= Revolutionary Policy Committee (U.S.) =

The Revolutionary Policy Committee (RPC) was an offshoot of the so-called "Militant" faction in the Socialist Party of America during the middle-1930s. The group sought to transform the SP into a revolutionary socialist organization from its origins as a social democratic political party.

==History==

===Formation of the faction===
The Revolutionary Policy Committee (RPC) was an organized far left faction in the Socialist Party's factional war of 1934 to 1937. While it shared the name and basic objectives of a similar faction in Great Britain established in 1931, the American RPC seems to have been launched only in April 1934. The RPC made itself known with the publication of a thin 12-page pamphlet entitled An Appeal to the Membership of the Socialist Party, a document which prominently featured the names and party positions of about 80 members of the Socialist Party. Prominent sponsors of the 1934 appeal to the membership included Roy Reuther of Detroit, as well as Franz Daniel, Mary Hillyer and J. B. Matthews of New York City, in addition to the National Industrial Organizer of the Young People's Socialist League, Joseph Zameres. According to James Oneal, Frances A. Henson acted as secretary of the faction during its initial phase.

According to historian Constance Ashton Myers, the Revolutionary Policy Committee was spearheaded by a "Lovestoneite infiltrator," Irving Brown. Chairman of the group was J.B. Matthews, a former Methodist missionary who would later become chief investigator for the House Committee on Un-American Activities headed by Martin Dies, Jr.

===The 1934 Appeal to the Socialist Party===

The RPC's Appeal was intended to reorient the Socialist Party towards revolutionary socialism from its previous parliamentary tradition. Capitalism was portrayed as a "collapsing structure," all efforts at disarmament "abortive," fascism victorious in Europe, and a "certainty of world catastrophe" imminent. The appeal declared

"The Socialist Party can become the effective instrument for bringing about Socialism only if it changes its present principles and tactics. The small growth in membership and the poor showing at the polls are objective evidence that the program and policies of the Party are not adequate. More important, however, the failure of social democracy to take power in Germany, where the Socialists had gained the support of large numbers of the working people, raises grave questions as to its theoretical soundness."

The RPC provocatively declared that it made "no fetish of legality" in exercising its desire to establish a "Workers' Republic." The April 1934 Appeal asserted:

"Once socialists are in possession of the state machinery by the mandate of the workers, their task is to secure and insure the governmental power for the victorious revolution by arming the workers for its defense against all possibility of a counter-revolutionary resistance, and to proceed to transform the economic and social basis of society."

The RPC demanded that the Socialist Party make "ceaseless efforts toward united action against common enemies" through "united fronts on specific issues." It was, however, highly critical of the Communist Party USA, declaring its so-called "united front from below" tactics had "been proven to be disruptive of the development of a revolutionary labor movement." To oppose this, it postulated that the Socialist Party take the lead in "counteracting these tactics" by "promoting united fronts of all working class organizations for struggle on specific political issues such as: political prisoners, race discrimination, impending war, dangers of fascism, etc."

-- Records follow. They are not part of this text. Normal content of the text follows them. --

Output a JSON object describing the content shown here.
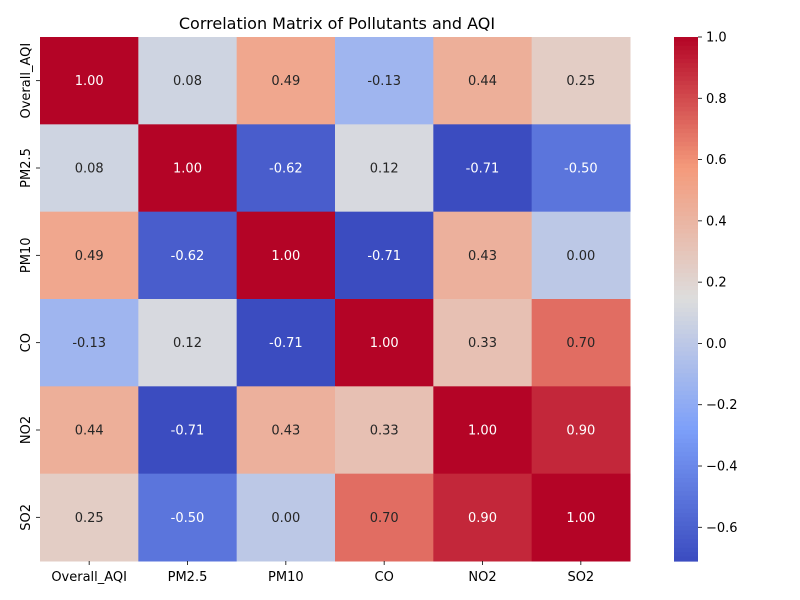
{
  "chart_data": {
    "type": "heatmap",
    "title": "Correlation Matrix of Pollutants and AQI",
    "xlabel": "",
    "ylabel": "",
    "x_categories": [
      "Overall_AQI",
      "PM2.5",
      "PM10",
      "CO",
      "NO2",
      "SO2"
    ],
    "y_categories": [
      "Overall_AQI",
      "PM2.5",
      "PM10",
      "CO",
      "NO2",
      "SO2"
    ],
    "values": [
      [
        1.0,
        0.08,
        0.49,
        -0.13,
        0.44,
        0.25
      ],
      [
        0.08,
        1.0,
        -0.62,
        0.12,
        -0.71,
        -0.5
      ],
      [
        0.49,
        -0.62,
        1.0,
        -0.71,
        0.43,
        0.0
      ],
      [
        -0.13,
        0.12,
        -0.71,
        1.0,
        0.33,
        0.7
      ],
      [
        0.44,
        -0.71,
        0.43,
        0.33,
        1.0,
        0.9
      ],
      [
        0.25,
        -0.5,
        0.0,
        0.7,
        0.9,
        1.0
      ]
    ],
    "value_format": "0.00",
    "colormap": "coolwarm",
    "colorbar": {
      "range": [
        -0.71,
        1.0
      ],
      "ticks": [
        -0.6,
        -0.4,
        -0.2,
        0.0,
        0.2,
        0.4,
        0.6,
        0.8,
        1.0
      ],
      "tick_labels": [
        "−0.6",
        "−0.4",
        "−0.2",
        "0.0",
        "0.2",
        "0.4",
        "0.6",
        "0.8",
        "1.0"
      ],
      "placement": "right"
    },
    "grid": false
  }
}
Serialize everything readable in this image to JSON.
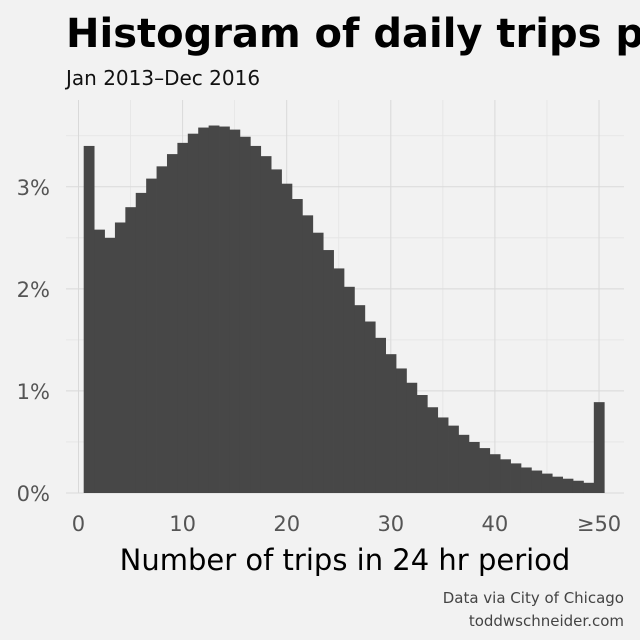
{
  "chart_data": {
    "type": "bar",
    "title": "Histogram of daily trips per taxi",
    "subtitle": "Jan 2013–Dec 2016",
    "xlabel": "Number of trips in 24 hr period",
    "ylabel": "",
    "x_ticks": [
      {
        "value": 0,
        "label": "0"
      },
      {
        "value": 10,
        "label": "10"
      },
      {
        "value": 20,
        "label": "20"
      },
      {
        "value": 30,
        "label": "30"
      },
      {
        "value": 40,
        "label": "40"
      },
      {
        "value": 50,
        "label": "≥50"
      }
    ],
    "y_ticks": [
      {
        "value": 0,
        "label": "0%"
      },
      {
        "value": 1,
        "label": "1%"
      },
      {
        "value": 2,
        "label": "2%"
      },
      {
        "value": 3,
        "label": "3%"
      }
    ],
    "xlim": [
      -1.2,
      52.4
    ],
    "ylim": [
      0,
      3.85
    ],
    "y_unit": "%",
    "grid": true,
    "bar_color": "#474747",
    "background_color": "#f2f2f2",
    "categories": [
      1,
      2,
      3,
      4,
      5,
      6,
      7,
      8,
      9,
      10,
      11,
      12,
      13,
      14,
      15,
      16,
      17,
      18,
      19,
      20,
      21,
      22,
      23,
      24,
      25,
      26,
      27,
      28,
      29,
      30,
      31,
      32,
      33,
      34,
      35,
      36,
      37,
      38,
      39,
      40,
      41,
      42,
      43,
      44,
      45,
      46,
      47,
      48,
      49,
      50
    ],
    "values": [
      3.4,
      2.58,
      2.5,
      2.65,
      2.8,
      2.94,
      3.08,
      3.2,
      3.32,
      3.43,
      3.52,
      3.58,
      3.6,
      3.59,
      3.56,
      3.49,
      3.4,
      3.3,
      3.17,
      3.03,
      2.88,
      2.72,
      2.55,
      2.38,
      2.2,
      2.02,
      1.84,
      1.68,
      1.52,
      1.36,
      1.22,
      1.08,
      0.96,
      0.84,
      0.74,
      0.66,
      0.57,
      0.5,
      0.44,
      0.38,
      0.33,
      0.29,
      0.25,
      0.22,
      0.19,
      0.16,
      0.14,
      0.12,
      0.1,
      0.89
    ]
  },
  "caption": {
    "line1": "Data via City of Chicago",
    "line2": "toddwschneider.com"
  }
}
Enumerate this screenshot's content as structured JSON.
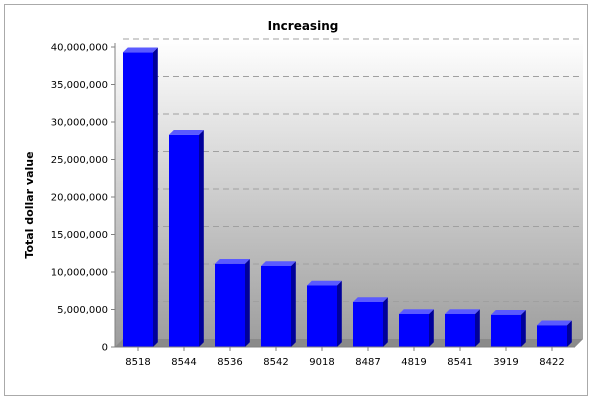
{
  "chart_data": {
    "type": "bar",
    "title": "Increasing",
    "xlabel": "",
    "ylabel": "Total dollar value",
    "categories": [
      "8518",
      "8544",
      "8536",
      "8542",
      "9018",
      "8487",
      "4819",
      "8541",
      "3919",
      "8422"
    ],
    "values": [
      39300000,
      28300000,
      11100000,
      10800000,
      8200000,
      6000000,
      4400000,
      4400000,
      4300000,
      2900000
    ],
    "ylim": [
      0,
      40000000
    ],
    "yticks": [
      0,
      5000000,
      10000000,
      15000000,
      20000000,
      25000000,
      30000000,
      35000000,
      40000000
    ],
    "ytick_labels": [
      "0",
      "5,000,000",
      "10,000,000",
      "15,000,000",
      "20,000,000",
      "25,000,000",
      "30,000,000",
      "35,000,000",
      "40,000,000"
    ],
    "grid": true,
    "legend": "none",
    "colors": {
      "bar_front": "#0000ff",
      "bar_side": "#00009a",
      "bar_top": "#5a5aff",
      "grid": "#a0a0a0"
    }
  }
}
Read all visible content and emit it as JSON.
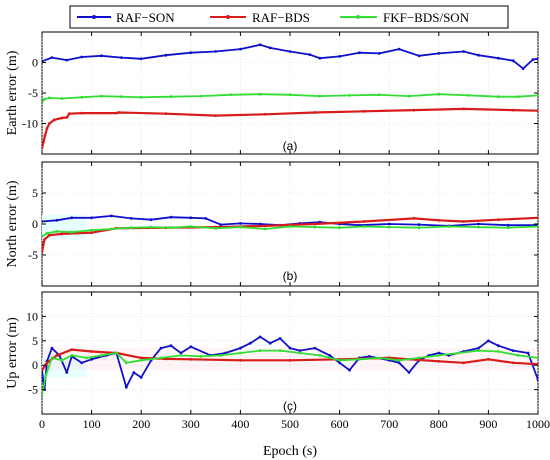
{
  "legend": {
    "items": [
      {
        "label": "RAF−SON",
        "color": "#1010cc"
      },
      {
        "label": "RAF−BDS",
        "color": "#d81b1b"
      },
      {
        "label": "FKF−BDS/SON",
        "color": "#33dd33"
      }
    ]
  },
  "colors": {
    "band": "#e8ffff",
    "band_pink": "#ffd6e0",
    "dark": "#7a2a10"
  },
  "chart_data": [
    {
      "type": "line",
      "tag": "(a)",
      "ylabel": "Earth error (m)",
      "xlim": [
        0,
        1000
      ],
      "ylim": [
        -15,
        5
      ],
      "yticks": [
        -10,
        -5,
        0
      ],
      "grid": true,
      "series": [
        {
          "name": "RAF−SON",
          "color": "#1010cc",
          "points": [
            [
              0,
              0.2
            ],
            [
              20,
              0.8
            ],
            [
              50,
              0.4
            ],
            [
              80,
              0.9
            ],
            [
              120,
              1.1
            ],
            [
              160,
              0.8
            ],
            [
              200,
              0.6
            ],
            [
              250,
              1.2
            ],
            [
              300,
              1.6
            ],
            [
              350,
              1.8
            ],
            [
              400,
              2.2
            ],
            [
              440,
              2.9
            ],
            [
              460,
              2.4
            ],
            [
              500,
              1.8
            ],
            [
              540,
              1.3
            ],
            [
              560,
              0.7
            ],
            [
              600,
              1.0
            ],
            [
              640,
              1.6
            ],
            [
              680,
              1.5
            ],
            [
              720,
              2.2
            ],
            [
              760,
              1.1
            ],
            [
              800,
              1.5
            ],
            [
              850,
              1.8
            ],
            [
              880,
              1.2
            ],
            [
              920,
              0.7
            ],
            [
              950,
              0.3
            ],
            [
              970,
              -1.0
            ],
            [
              990,
              0.5
            ],
            [
              1000,
              0.6
            ]
          ]
        },
        {
          "name": "RAF−BDS",
          "color": "#d81b1b",
          "points": [
            [
              0,
              -14
            ],
            [
              3,
              -13
            ],
            [
              6,
              -12
            ],
            [
              10,
              -10.8
            ],
            [
              15,
              -10
            ],
            [
              25,
              -9.4
            ],
            [
              40,
              -9.1
            ],
            [
              50,
              -9.0
            ],
            [
              55,
              -8.4
            ],
            [
              80,
              -8.3
            ],
            [
              150,
              -8.3
            ],
            [
              155,
              -8.2
            ],
            [
              250,
              -8.4
            ],
            [
              350,
              -8.7
            ],
            [
              450,
              -8.5
            ],
            [
              550,
              -8.2
            ],
            [
              650,
              -8.0
            ],
            [
              750,
              -7.8
            ],
            [
              850,
              -7.6
            ],
            [
              950,
              -7.8
            ],
            [
              1000,
              -7.9
            ]
          ]
        },
        {
          "name": "FKF−BDS/SON",
          "color": "#33dd33",
          "points": [
            [
              0,
              -6.5
            ],
            [
              5,
              -6.0
            ],
            [
              15,
              -5.8
            ],
            [
              40,
              -5.9
            ],
            [
              80,
              -5.7
            ],
            [
              120,
              -5.5
            ],
            [
              160,
              -5.6
            ],
            [
              200,
              -5.7
            ],
            [
              260,
              -5.6
            ],
            [
              320,
              -5.5
            ],
            [
              380,
              -5.3
            ],
            [
              440,
              -5.2
            ],
            [
              500,
              -5.3
            ],
            [
              560,
              -5.5
            ],
            [
              620,
              -5.4
            ],
            [
              680,
              -5.3
            ],
            [
              740,
              -5.5
            ],
            [
              800,
              -5.2
            ],
            [
              860,
              -5.4
            ],
            [
              920,
              -5.6
            ],
            [
              960,
              -5.6
            ],
            [
              1000,
              -5.4
            ]
          ]
        }
      ]
    },
    {
      "type": "line",
      "tag": "(b)",
      "ylabel": "North error (m)",
      "xlim": [
        0,
        1000
      ],
      "ylim": [
        -10,
        10
      ],
      "yticks": [
        -5,
        0,
        5
      ],
      "grid": true,
      "series": [
        {
          "name": "RAF−SON",
          "color": "#1010cc",
          "points": [
            [
              0,
              0.4
            ],
            [
              30,
              0.6
            ],
            [
              60,
              1.0
            ],
            [
              100,
              1.0
            ],
            [
              140,
              1.3
            ],
            [
              180,
              0.9
            ],
            [
              220,
              0.7
            ],
            [
              260,
              1.1
            ],
            [
              300,
              1.0
            ],
            [
              330,
              0.9
            ],
            [
              360,
              -0.1
            ],
            [
              400,
              0.1
            ],
            [
              440,
              0.0
            ],
            [
              480,
              -0.2
            ],
            [
              520,
              0.1
            ],
            [
              560,
              0.3
            ],
            [
              600,
              0.0
            ],
            [
              640,
              -0.2
            ],
            [
              700,
              0.0
            ],
            [
              760,
              -0.1
            ],
            [
              820,
              -0.3
            ],
            [
              880,
              0.0
            ],
            [
              940,
              -0.2
            ],
            [
              1000,
              -0.2
            ]
          ]
        },
        {
          "name": "RAF−BDS",
          "color": "#d81b1b",
          "points": [
            [
              0,
              -4.5
            ],
            [
              5,
              -2.5
            ],
            [
              15,
              -1.8
            ],
            [
              40,
              -1.6
            ],
            [
              100,
              -1.4
            ],
            [
              150,
              -0.7
            ],
            [
              250,
              -0.6
            ],
            [
              350,
              -0.5
            ],
            [
              450,
              -0.3
            ],
            [
              550,
              0.0
            ],
            [
              650,
              0.4
            ],
            [
              750,
              0.9
            ],
            [
              800,
              0.6
            ],
            [
              850,
              0.4
            ],
            [
              920,
              0.7
            ],
            [
              1000,
              1.0
            ]
          ]
        },
        {
          "name": "FKF−BDS/SON",
          "color": "#33dd33",
          "points": [
            [
              0,
              -2.0
            ],
            [
              10,
              -1.5
            ],
            [
              30,
              -1.2
            ],
            [
              60,
              -1.3
            ],
            [
              100,
              -1.0
            ],
            [
              140,
              -0.8
            ],
            [
              180,
              -0.6
            ],
            [
              220,
              -0.5
            ],
            [
              260,
              -0.6
            ],
            [
              300,
              -0.4
            ],
            [
              350,
              -0.7
            ],
            [
              400,
              -0.5
            ],
            [
              450,
              -0.8
            ],
            [
              500,
              -0.4
            ],
            [
              550,
              -0.5
            ],
            [
              600,
              -0.6
            ],
            [
              650,
              -0.4
            ],
            [
              700,
              -0.5
            ],
            [
              760,
              -0.6
            ],
            [
              820,
              -0.4
            ],
            [
              880,
              -0.5
            ],
            [
              940,
              -0.6
            ],
            [
              1000,
              -0.4
            ]
          ]
        }
      ]
    },
    {
      "type": "line",
      "tag": "(c)",
      "ylabel": "Up error (m)",
      "xlabel": "Epoch (s)",
      "xlim": [
        0,
        1000
      ],
      "ylim": [
        -10,
        15
      ],
      "yticks": [
        -5,
        0,
        5,
        10
      ],
      "xticks": [
        0,
        100,
        200,
        300,
        400,
        500,
        600,
        700,
        800,
        900,
        1000
      ],
      "grid": true,
      "series": [
        {
          "name": "RAF−SON",
          "color": "#1010cc",
          "points": [
            [
              0,
              -1.0
            ],
            [
              5,
              -5.0
            ],
            [
              10,
              0.8
            ],
            [
              20,
              3.5
            ],
            [
              35,
              2.0
            ],
            [
              50,
              -1.5
            ],
            [
              60,
              1.8
            ],
            [
              80,
              0.5
            ],
            [
              100,
              1.2
            ],
            [
              130,
              2.0
            ],
            [
              150,
              2.5
            ],
            [
              170,
              -4.5
            ],
            [
              185,
              -1.5
            ],
            [
              200,
              -2.5
            ],
            [
              220,
              1.0
            ],
            [
              240,
              3.5
            ],
            [
              260,
              4.0
            ],
            [
              280,
              2.5
            ],
            [
              300,
              3.8
            ],
            [
              340,
              2.0
            ],
            [
              370,
              2.5
            ],
            [
              400,
              3.5
            ],
            [
              420,
              4.5
            ],
            [
              440,
              5.8
            ],
            [
              460,
              4.5
            ],
            [
              480,
              5.5
            ],
            [
              500,
              3.5
            ],
            [
              520,
              3.0
            ],
            [
              550,
              3.5
            ],
            [
              580,
              2.0
            ],
            [
              600,
              0.5
            ],
            [
              620,
              -1.0
            ],
            [
              640,
              1.5
            ],
            [
              660,
              1.8
            ],
            [
              700,
              1.0
            ],
            [
              720,
              0.5
            ],
            [
              740,
              -1.5
            ],
            [
              760,
              1.0
            ],
            [
              780,
              2.0
            ],
            [
              800,
              2.5
            ],
            [
              820,
              2.0
            ],
            [
              850,
              2.8
            ],
            [
              880,
              3.5
            ],
            [
              900,
              5.0
            ],
            [
              920,
              4.0
            ],
            [
              950,
              3.0
            ],
            [
              980,
              2.5
            ],
            [
              1000,
              -3.0
            ]
          ]
        },
        {
          "name": "RAF−BDS",
          "color": "#d81b1b",
          "points": [
            [
              0,
              -1.0
            ],
            [
              10,
              0.5
            ],
            [
              30,
              2.0
            ],
            [
              60,
              3.2
            ],
            [
              100,
              2.8
            ],
            [
              150,
              2.5
            ],
            [
              200,
              1.5
            ],
            [
              250,
              1.3
            ],
            [
              300,
              1.2
            ],
            [
              400,
              1.0
            ],
            [
              500,
              1.0
            ],
            [
              600,
              1.2
            ],
            [
              700,
              1.5
            ],
            [
              800,
              0.8
            ],
            [
              850,
              0.5
            ],
            [
              900,
              1.2
            ],
            [
              950,
              0.5
            ],
            [
              1000,
              0.2
            ]
          ]
        },
        {
          "name": "FKF−BDS/SON",
          "color": "#33dd33",
          "points": [
            [
              0,
              -6.0
            ],
            [
              8,
              -2.0
            ],
            [
              20,
              1.5
            ],
            [
              40,
              1.0
            ],
            [
              60,
              2.0
            ],
            [
              90,
              1.5
            ],
            [
              120,
              2.0
            ],
            [
              150,
              2.5
            ],
            [
              170,
              0.5
            ],
            [
              200,
              1.0
            ],
            [
              240,
              1.5
            ],
            [
              280,
              2.0
            ],
            [
              320,
              1.8
            ],
            [
              360,
              2.0
            ],
            [
              400,
              2.5
            ],
            [
              440,
              3.0
            ],
            [
              480,
              3.0
            ],
            [
              520,
              2.5
            ],
            [
              560,
              2.0
            ],
            [
              600,
              1.0
            ],
            [
              640,
              1.2
            ],
            [
              680,
              1.5
            ],
            [
              720,
              1.0
            ],
            [
              760,
              1.5
            ],
            [
              800,
              2.0
            ],
            [
              840,
              2.5
            ],
            [
              880,
              3.0
            ],
            [
              920,
              2.8
            ],
            [
              960,
              2.0
            ],
            [
              1000,
              1.5
            ]
          ]
        }
      ]
    }
  ]
}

The April 1934 Appeal also hailed the Soviet Union as the "land of proletarian dictatorship" and demanded that "the Socialist Party must pledge itself to defend the victories for Socialism which have been achieved in the USSR."

The 1934 Appeal was influential in steering the June 1934 Detroit Convention of the Socialist Party towards a radical new Declaration of Principles, a document ultimately written by Norman Thomas' associate Devere Allen.

The RPC proved to be the proverbial "red flag" to the SP's social democratic "Old Guard" faction, with James Oneal declaring its April 1934 Appeal to be "more definitely Communist than the Left wing manifesto which split the Socialist Party and out of which came two Communist parties." At the same time when the Old Guard was itself organizing itself as the Committee for the Preservation of the Socialist Party with an Executive Secretary, office, "Provisional Executive Committee," and mailing list, Oneal rather hysterically charged the RPC as being a "party within the party" and a "dual organization in the party!" "The RPC is Lovestone Communism," Oneal declared, noting that "the Lovestone organization is supporting the Communist elements in the Socialist Party." "Those who support the RPC program should join one of the four Communist sects," Oneal urged, "We cut out the cancer in 1919; there is no reason for us tolerating it in 1934."